On this blog over the past few years we have looked at some
of the earliest ballads of Robin Hood. These survive from the early fifteenth
and sixteenth centuries. But apart from the ballads, there are also
place-names, proverbs, dramatic records and tantalizing references to ‘rymes’
about the allusive outlaw. The most famous reference is in William Langland’s
Piers Plowman (1377), where Sloth, the lazy priest confesses that:
‘I can nouĐ—te perfitly my paternoster as the prest it
syngeth,
Sadly none of these ‘rymes’ survive before the fifteenth
century. The earliest existing poem comes from Andrew of Wyntoun’s Orygynale
Cronykil, which was compiled about 1420. In short rhymed couplets it has:
Litil Iohun and Robert Hude
Waythmen war commendir gud;
In Ingilwode and Bernnysdaile
Thai oyssit al this time that trawale.
Little John and Robert Hood
Were well praised as forest outlaws
In Inglewood and Barnsdale
They practised their labour all the time.

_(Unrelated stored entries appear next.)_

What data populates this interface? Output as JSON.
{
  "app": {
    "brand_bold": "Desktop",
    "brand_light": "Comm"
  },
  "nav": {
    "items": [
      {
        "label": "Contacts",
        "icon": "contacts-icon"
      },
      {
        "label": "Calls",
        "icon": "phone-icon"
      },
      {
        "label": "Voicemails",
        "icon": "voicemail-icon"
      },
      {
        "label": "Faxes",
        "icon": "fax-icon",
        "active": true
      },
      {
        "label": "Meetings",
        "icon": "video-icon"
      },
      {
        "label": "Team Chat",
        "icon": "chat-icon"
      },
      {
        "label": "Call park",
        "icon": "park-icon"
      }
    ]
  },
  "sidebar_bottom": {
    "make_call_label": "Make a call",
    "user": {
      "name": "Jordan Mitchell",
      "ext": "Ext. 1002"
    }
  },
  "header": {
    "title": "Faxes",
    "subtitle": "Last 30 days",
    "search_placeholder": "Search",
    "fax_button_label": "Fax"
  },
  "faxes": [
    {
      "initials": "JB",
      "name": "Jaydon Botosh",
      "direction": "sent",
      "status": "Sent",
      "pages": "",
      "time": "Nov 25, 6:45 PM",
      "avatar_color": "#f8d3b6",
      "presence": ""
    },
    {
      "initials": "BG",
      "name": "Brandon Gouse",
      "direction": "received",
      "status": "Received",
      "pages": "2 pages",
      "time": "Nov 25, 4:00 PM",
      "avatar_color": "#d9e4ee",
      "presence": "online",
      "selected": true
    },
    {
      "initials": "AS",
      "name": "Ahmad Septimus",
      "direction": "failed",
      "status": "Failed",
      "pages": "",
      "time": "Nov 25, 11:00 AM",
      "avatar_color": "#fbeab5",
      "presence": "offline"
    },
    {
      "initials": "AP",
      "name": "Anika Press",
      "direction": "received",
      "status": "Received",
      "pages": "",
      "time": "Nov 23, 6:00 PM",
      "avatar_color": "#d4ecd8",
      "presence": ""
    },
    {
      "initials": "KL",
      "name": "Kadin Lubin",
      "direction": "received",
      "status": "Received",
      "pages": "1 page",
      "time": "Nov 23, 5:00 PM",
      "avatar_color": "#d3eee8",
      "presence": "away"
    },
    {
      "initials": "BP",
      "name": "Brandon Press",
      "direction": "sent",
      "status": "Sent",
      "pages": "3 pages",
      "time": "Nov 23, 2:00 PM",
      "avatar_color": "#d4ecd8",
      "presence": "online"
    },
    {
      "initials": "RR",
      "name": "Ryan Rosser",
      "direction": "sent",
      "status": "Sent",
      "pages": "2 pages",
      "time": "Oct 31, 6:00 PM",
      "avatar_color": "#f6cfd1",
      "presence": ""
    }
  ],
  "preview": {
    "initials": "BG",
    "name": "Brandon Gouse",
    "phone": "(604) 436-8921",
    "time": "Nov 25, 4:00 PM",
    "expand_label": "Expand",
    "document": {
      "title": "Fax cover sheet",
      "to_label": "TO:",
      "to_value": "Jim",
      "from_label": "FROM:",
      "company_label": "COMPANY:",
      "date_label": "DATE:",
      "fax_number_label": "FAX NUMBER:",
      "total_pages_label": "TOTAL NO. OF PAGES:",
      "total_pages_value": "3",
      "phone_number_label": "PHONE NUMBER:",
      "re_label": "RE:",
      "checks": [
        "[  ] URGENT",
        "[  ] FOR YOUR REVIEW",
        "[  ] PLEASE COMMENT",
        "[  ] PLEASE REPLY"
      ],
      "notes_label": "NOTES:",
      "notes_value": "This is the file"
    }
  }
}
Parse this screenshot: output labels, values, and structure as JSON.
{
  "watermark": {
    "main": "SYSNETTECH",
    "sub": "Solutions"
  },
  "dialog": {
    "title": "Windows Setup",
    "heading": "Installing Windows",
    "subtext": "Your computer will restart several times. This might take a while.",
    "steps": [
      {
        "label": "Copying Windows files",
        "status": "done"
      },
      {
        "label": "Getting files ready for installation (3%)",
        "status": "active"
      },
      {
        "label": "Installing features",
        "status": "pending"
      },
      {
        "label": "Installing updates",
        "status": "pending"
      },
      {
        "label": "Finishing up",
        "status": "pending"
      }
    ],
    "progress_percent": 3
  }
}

One of the most interesting ‘rhymes’ for me is the
fragment discovered in Lincoln Cathedral Library in the 1940’s by George E
Morris. I am indebted to Adele Treskillard and Trish Bazallgette for their
invaluable help. Adele managed to locate an image of the scribbled two rhymed
couplets from the manuscript and Trish has helped me obtain information on how
and when it was discovered.
The fragment was found amongst a miscellany of
grammatical texts, dating from the thirteenth and fourteen centuries. It appears
that a student from the early fifteenth century hastily wrote or scribbled two
rhymed couplets from a Robin Hood poem as an exercise in translating English
into Latin:
Robyn hod in scherewod stod
Hodud and hathud hosut and schold
Ffour and thuynti arowes he bar in hit hondus.
Robin Hood in Sherwood stood
Hooded and hatted, hosed and shod
Four and twenty arrows
Evidence from the dialect locates the poem to
the North Midlands of England and the use of the ‘weak preterite verbs’ (hodud,
hathud, hosut) give it a date of c.1425.
In the past scholars have assumed that Langland’s ‘rymes
of Robyn Hood’ were the long narrative ballads such as Robin Hood and the Monk, but scholars are now having a re-think. The evidence from Wyntoun and
the Lincoln manuscript suggests that they were originally easily remembered
short lyrics, passed on orally in rhymed couplets. In time, some would then
eventually be expanded into what we describe as the Robin Hood ballads.
3 comments:
"Robin Hood In Sherwood Stood"
Robin Hood Rhymes
Robin Hood History
Special thanks to Trish and Adele
I suppose the piece was written in Lincoln, probably a school related to the cathedral. This was probably why the prose is in a north Midlands style. And of course Sherwood is not far from Lincoln, some of the oak from there would be used in the cathedral itself.
Interesting points Albie. What is also fascinating is the fact that the clergy used these rhymes even though Robin's enmity was always against the church.